I believe that if it weren't for the advent of the --entrypoint cat (a recent-ish addition I think) from docker.inside that it would work for you without issue, as my example above shows. This again speaks to vanilla docker.inside being a poor fit for your use case. Have you tried something like:
docker.image('centos/systemd').inside('--privileged --user root:root --volume /sys/fs/cgroup:/sys/fs/cgroup') {
sh '/usr/sbin/init &'
sh '# useful work goes here'
}
Well, wait. Of course that will not work because your image's entry-point must needs be PID 1. Sounds like docker.inside simply needs to support overrides for --user and --entrypoint and then with a little work and no custom plugin your scripts will work AND my scripts will continue to work with the already established, herein unmodified, implicit build-time contract. What I am proposing might look like:
docker.image('centos/systemd').user('root').entrypoint('/usr/sbin/init').inside('--privileged --volume /sys/fs/cgroup:/sys/fs/cgroup') {
sh '# useful work goes here'
}
I appreciate that you do not wish your PR to get bogged down in design discussion but your changes, without an opt-in (aka moot the arbitrary override with a specified one), will result in just about any Jenkinsfile that expects to be able to write to it's workspace after executing docker.inside to fail horribly. If, after review, @jglick and the other CloudBees folks decide to break such an important, albeit implicit, contract I will be sorely disappointed but at least it will have gone through said review.
@jglick wrote:
Interesting, though it would be nicer to have this be an advertised option.
I very much agree.
JENKINS-38438 was recently filed, which sounds like it is on the same topic, yet switching the --user from docker-run to docker-exec does not make any difference in that case: either way, the command fails.
JENKINS-38438 is a result of tools like ssh ignoring the value of $HOME and instead forcing de-reference of the user's home directory from /etc/passwd which fails miserably if there is no entry for the runtime UID. One assumes there is an underlying security reason for this behavior from ssh. This hints at missing support, in docker.inside and similar, for automagic setup of an "arbitrary" user, in this default case the user invoking the "build".
@antoniobeyah, I wrote:
I appreciate that you do not wish your PR to get bogged down in design discussion but your changes, without an opt-in (aka moot the arbitrary override with a specified one), will result in just about any
Jenkinsfilethat expects to be able to write to it's workspace after executingdocker.insideto fail horribly. If, after review, @jglick and the other CloudBees folks decide to break such an important, albeit implicit, contract I will be sorely disappointed but at least it will have gone through said review.

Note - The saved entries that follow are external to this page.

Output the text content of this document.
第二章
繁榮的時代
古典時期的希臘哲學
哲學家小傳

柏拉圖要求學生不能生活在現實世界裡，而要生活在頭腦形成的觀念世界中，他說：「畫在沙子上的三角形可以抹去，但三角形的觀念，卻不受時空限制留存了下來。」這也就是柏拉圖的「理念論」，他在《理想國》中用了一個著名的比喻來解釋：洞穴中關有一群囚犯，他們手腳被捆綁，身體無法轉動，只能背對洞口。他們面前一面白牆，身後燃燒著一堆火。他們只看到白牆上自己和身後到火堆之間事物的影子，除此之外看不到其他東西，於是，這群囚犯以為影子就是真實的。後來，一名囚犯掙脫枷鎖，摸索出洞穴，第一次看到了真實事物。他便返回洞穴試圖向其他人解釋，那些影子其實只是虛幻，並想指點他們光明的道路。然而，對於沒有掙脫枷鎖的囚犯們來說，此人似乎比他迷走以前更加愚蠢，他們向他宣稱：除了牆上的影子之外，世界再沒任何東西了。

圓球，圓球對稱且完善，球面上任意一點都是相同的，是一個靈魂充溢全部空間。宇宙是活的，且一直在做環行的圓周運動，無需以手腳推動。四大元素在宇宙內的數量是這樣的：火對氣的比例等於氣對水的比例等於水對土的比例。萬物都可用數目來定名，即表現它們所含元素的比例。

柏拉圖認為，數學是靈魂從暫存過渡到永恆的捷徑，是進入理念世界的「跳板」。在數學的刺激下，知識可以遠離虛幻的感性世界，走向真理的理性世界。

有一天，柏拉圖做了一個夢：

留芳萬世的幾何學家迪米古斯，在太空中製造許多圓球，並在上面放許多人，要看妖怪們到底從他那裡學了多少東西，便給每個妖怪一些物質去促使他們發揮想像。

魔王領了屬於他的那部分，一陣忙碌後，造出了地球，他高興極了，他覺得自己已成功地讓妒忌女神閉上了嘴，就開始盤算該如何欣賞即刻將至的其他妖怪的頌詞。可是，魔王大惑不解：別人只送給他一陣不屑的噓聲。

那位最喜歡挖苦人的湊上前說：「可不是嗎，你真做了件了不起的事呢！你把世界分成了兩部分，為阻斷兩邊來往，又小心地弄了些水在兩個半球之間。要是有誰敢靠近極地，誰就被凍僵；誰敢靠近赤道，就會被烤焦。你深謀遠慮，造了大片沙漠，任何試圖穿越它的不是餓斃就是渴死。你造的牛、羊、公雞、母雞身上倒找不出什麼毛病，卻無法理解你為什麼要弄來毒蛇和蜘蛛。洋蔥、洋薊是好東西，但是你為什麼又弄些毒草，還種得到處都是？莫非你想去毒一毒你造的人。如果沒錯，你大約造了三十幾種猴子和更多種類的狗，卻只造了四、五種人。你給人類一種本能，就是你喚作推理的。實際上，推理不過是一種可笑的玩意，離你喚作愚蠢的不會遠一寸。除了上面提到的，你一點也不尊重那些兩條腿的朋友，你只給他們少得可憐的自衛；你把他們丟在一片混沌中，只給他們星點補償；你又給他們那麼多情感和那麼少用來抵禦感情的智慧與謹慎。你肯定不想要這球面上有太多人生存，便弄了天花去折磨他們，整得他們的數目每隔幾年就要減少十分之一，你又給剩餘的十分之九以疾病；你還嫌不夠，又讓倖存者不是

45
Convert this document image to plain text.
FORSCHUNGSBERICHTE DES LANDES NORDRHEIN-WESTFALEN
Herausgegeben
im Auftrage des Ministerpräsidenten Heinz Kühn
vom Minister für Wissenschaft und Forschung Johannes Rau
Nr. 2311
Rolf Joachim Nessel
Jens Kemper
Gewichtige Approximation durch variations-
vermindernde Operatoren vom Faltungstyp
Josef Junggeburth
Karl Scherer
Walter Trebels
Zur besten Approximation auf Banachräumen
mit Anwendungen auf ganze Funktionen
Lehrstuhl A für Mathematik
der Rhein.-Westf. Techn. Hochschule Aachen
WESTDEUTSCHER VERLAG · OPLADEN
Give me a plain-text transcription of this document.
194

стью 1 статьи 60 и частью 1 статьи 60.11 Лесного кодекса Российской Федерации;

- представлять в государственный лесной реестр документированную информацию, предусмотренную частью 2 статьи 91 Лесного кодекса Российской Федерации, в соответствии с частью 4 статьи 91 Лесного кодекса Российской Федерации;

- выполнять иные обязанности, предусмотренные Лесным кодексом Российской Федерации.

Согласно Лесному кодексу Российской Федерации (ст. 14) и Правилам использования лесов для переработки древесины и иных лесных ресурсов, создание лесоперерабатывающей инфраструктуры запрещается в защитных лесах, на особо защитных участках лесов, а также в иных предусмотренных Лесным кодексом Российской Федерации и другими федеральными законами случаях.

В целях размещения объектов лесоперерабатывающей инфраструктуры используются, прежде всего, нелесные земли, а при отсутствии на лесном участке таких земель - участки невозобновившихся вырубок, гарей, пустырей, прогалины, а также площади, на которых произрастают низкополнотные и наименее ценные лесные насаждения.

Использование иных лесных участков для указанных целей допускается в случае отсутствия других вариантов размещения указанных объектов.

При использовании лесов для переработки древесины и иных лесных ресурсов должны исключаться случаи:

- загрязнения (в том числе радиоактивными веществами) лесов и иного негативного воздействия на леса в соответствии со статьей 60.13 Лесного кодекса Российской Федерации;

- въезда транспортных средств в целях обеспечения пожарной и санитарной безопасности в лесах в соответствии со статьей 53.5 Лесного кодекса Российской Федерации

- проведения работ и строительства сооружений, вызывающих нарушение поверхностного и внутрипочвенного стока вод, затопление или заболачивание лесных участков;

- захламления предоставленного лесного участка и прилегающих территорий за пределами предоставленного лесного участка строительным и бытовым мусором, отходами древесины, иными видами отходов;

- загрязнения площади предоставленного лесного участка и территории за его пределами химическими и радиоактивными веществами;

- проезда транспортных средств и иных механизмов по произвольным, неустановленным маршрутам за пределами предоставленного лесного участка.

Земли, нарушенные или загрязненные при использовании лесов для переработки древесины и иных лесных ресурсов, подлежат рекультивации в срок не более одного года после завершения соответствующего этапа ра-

... and after reviewing your code changes, this part of what I wrote is simply wrong (bolded above):
but your changes, without an opt-in (aka moot the arbitrary override with a specified one), will result in just about any
Jenkinsfilethat expects to be able to write to it's workspace after executingdocker.insideto fail horribly
As you pointed out, however, you still need support for a custom --entrypoint which seems to fit well with supporting a custom --user.